Dusk was fast approaching when a jet-powered helicopter, adorned with navy colors, hovered over them and lowered a line. McCracken sent Patty up ahead of him and found her already being worked on by paramedics when he joined her inside the cabin.
“Guam,” he told the pilot with a healthy smirk. “And step on it.”
Patty Hunsecker regained consciousness in the early hours of Tuesday morning after being hospitalized at the naval base. Blaine was at her side when she awoke, glad for the opportunity to talk before he had to leave the island.
“Managed to save RUSS, though,” he said, after doing his best to apologize for what he had cost her. “Crew on the chopper wasn’t exactly overjoyed.”
“I’m sure you didn’t give them much choice.”
“I was a perfect gentleman about it.

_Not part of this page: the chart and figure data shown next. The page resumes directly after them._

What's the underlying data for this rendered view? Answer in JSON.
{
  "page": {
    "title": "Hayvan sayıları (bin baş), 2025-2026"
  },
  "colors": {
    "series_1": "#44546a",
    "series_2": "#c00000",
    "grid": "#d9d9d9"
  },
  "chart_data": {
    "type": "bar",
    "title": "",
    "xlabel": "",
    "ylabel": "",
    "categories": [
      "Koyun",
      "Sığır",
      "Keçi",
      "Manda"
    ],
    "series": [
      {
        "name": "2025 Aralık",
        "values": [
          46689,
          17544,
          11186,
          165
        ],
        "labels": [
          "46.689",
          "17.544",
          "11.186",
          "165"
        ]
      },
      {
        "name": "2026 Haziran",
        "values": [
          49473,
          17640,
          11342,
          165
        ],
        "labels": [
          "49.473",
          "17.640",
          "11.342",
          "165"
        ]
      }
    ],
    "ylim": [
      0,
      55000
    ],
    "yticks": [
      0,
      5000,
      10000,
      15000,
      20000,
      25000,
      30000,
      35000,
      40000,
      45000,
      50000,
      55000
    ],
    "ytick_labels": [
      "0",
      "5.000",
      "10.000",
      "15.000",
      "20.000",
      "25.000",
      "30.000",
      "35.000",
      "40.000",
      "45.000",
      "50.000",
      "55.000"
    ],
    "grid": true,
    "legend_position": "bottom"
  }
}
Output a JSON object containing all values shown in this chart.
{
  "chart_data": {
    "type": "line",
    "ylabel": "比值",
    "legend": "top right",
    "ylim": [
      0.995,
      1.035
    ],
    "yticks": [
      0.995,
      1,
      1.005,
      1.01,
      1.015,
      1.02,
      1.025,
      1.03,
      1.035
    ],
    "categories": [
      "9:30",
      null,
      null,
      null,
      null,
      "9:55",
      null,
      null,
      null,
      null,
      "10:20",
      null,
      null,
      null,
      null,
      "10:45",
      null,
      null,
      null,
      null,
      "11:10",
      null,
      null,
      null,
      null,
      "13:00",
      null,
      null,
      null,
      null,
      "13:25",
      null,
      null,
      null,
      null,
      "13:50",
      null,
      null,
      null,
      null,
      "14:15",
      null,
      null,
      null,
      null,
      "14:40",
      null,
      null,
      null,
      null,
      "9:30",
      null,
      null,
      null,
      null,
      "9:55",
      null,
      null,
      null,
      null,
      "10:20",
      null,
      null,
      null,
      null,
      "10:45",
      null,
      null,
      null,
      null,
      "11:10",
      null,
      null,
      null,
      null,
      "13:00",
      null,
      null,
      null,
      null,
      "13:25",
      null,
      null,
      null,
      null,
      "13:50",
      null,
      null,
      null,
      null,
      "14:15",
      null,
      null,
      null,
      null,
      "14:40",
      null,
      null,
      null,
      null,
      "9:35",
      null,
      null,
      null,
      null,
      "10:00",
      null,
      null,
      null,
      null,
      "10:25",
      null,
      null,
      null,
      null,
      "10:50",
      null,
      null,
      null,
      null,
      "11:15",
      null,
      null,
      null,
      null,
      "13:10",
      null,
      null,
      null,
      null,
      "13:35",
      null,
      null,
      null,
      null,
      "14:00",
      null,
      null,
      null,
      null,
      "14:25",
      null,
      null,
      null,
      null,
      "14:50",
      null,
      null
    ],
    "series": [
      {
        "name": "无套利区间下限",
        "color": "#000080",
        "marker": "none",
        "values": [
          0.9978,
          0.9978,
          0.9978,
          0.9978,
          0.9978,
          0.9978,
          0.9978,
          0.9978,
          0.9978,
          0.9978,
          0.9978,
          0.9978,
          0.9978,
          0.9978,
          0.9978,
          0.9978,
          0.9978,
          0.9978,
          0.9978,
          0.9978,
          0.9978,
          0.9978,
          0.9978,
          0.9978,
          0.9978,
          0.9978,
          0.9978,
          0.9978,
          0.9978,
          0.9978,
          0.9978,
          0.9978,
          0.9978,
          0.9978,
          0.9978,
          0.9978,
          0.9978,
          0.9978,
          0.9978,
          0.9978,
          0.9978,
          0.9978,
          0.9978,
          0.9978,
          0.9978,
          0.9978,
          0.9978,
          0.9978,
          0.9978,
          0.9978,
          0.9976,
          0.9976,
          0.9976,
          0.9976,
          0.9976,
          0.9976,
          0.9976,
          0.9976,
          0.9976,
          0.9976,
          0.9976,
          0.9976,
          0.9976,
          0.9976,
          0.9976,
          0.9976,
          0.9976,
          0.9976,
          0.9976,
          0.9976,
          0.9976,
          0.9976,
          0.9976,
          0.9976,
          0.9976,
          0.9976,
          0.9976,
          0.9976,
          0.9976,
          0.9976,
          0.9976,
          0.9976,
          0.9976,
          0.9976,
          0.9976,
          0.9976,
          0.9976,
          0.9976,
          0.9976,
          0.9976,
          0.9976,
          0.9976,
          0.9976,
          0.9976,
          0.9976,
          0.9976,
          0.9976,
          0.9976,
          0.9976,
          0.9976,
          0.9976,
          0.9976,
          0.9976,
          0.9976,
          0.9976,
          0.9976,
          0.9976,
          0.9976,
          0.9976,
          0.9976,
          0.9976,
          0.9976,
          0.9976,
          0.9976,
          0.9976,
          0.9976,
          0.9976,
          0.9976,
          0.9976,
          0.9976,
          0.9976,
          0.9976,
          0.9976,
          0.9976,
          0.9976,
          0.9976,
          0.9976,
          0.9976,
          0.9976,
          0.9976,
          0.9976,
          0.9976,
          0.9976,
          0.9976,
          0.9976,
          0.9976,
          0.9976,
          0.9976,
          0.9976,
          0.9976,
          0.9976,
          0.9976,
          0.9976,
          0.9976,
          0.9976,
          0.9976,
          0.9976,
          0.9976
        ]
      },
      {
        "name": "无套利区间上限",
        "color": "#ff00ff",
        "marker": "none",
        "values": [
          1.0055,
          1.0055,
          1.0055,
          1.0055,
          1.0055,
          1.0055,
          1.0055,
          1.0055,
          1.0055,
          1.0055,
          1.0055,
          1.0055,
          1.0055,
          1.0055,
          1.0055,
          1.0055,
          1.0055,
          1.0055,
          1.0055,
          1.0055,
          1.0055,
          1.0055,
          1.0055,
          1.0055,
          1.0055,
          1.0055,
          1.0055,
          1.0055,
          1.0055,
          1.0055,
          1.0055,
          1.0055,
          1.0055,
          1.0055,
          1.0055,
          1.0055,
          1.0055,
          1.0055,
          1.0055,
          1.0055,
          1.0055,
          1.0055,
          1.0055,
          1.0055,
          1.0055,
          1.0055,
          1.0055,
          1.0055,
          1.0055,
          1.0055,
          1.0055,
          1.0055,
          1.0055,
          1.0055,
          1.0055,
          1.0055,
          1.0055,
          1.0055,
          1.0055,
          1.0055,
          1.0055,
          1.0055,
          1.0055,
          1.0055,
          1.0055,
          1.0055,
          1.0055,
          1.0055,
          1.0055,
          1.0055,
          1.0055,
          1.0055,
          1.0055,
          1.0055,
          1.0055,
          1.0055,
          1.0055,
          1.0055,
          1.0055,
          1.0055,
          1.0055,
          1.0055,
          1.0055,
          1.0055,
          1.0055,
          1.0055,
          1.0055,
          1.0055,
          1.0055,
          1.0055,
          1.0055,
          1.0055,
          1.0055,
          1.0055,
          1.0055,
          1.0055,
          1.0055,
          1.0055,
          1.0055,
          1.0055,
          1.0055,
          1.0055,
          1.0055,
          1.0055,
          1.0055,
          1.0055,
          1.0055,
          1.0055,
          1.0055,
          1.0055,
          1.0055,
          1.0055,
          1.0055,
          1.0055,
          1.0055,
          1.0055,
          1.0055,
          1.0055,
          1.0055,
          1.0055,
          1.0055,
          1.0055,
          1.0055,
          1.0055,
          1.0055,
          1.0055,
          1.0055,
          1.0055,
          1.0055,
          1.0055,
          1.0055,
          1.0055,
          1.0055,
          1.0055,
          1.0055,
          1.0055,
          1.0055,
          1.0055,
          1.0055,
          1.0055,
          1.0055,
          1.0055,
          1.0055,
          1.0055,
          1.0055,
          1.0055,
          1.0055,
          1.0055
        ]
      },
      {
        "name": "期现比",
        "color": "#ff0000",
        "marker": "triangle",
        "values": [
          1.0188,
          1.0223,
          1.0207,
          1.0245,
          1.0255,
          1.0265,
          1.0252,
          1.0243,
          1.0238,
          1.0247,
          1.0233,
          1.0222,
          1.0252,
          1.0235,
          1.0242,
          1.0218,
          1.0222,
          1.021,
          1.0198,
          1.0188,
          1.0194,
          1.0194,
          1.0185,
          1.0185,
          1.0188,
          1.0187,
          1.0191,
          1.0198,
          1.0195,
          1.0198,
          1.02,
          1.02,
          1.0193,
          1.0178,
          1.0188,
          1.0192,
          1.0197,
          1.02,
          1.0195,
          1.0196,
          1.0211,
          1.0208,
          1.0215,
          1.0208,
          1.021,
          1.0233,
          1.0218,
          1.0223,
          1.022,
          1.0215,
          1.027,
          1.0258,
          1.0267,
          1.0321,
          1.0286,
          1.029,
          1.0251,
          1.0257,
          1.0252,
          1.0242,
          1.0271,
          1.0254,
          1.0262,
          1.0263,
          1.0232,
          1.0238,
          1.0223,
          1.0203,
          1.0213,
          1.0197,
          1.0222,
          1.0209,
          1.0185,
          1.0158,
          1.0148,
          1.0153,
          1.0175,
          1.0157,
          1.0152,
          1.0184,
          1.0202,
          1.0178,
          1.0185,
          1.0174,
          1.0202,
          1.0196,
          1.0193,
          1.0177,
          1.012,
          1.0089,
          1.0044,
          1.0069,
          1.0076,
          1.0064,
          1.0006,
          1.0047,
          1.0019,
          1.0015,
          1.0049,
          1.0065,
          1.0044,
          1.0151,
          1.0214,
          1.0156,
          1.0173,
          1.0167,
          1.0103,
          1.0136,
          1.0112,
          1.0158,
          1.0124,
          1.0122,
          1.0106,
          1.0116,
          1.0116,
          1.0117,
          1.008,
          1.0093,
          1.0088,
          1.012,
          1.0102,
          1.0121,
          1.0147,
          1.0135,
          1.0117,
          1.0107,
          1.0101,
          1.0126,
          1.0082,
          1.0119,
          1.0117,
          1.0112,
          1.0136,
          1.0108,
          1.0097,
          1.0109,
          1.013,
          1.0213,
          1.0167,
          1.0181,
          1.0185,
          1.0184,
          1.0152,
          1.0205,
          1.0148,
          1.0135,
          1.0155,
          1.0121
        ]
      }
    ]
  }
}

Merely threatened to break their fingers one by one.”
“How’d you explain to the Navy what happened?”
“Some double-talk about an explosion. It’ll hold long enough for me to sneak off the island.”
“Probably help if I backed you up.”
“The thought had crossed my mind.”
“Just tell me what you told them.”
When he was finished, Blaine’s tone turned apologetic. “When all this is over I’ll make sure the government picks up the tab to re-outfit you.”
“How do you plan on managing that?” she asked, skeptically.
“Let’s just say they owe me lots of favors. In the meantime, why don’t you rest up at Bel Air? Get reacquainted with your family. They really are concerned.”
“You spoke with them?”
“In your condition I thought next of kin should be advised.”
“You’re a bastard, McCracken.”
“Go home, Patty.”
“Stop running, you mean.”
He took her hand. “I have
to go.”
“But you waited until I regained consciousness.”
“It was the proper thing to do.”
“And if it had taken another day?”
Blaine shrugged.
“You’re a strange man, McCracken.”
“I do my best.”
The Mossad chief, Isser, conferred with the prime minister of Israel at least once a day and often more frequently than that. Seldom, though, did they meet in person because of the security problems posed by Isser’s secret identity. The head of Mossad needed anonymity to perform his duties and never compromised that if it was at all possible.
Today it wasn’t. Isser had requested an in-person meeting and the prime minister was wise enough not to ask why. They met in the older man’s private study in his home. He had feigned illness earlier in the day to establish the ruse, and Isser was waiting for him when he stepped through the door, white hair flung wildly across his scalp and still wearing his bathrobe. The sickness might have been a ruse, but Isser felt saddened by how stooped his shoulders had become, how frail and old he looked.
“You’d better sit down,” the Mossad chief advised.
“I’m not really sick, remember? This is just a costume for the benefit of anyone who might be sneaking a peek.”
“That doesn’t mean you won’t be sick after I’m finished.”
The prime minister settled himself in a leather chair and Isser placed a cassette tape player on the table closest to him. He pushed the play button and spoke as he waited for the voices from Tehran to replace his. “This reached me from our team covering Hassani just hours ago. It speaks for itself.”
As if on cue, the voice of General Amir Hassani came on. He greeted the delegates seated around him, and Isser fast-forwarded to the spot where the discussion got interesting. The prime minister sat transfixed through it all, mouth dropping at the intent of the words. Near the end of General Hassani’s final speech, Isser switched it off.
“The ‘delegates’ were never named but I recognize their voices. I know them, don’t I, Isser?”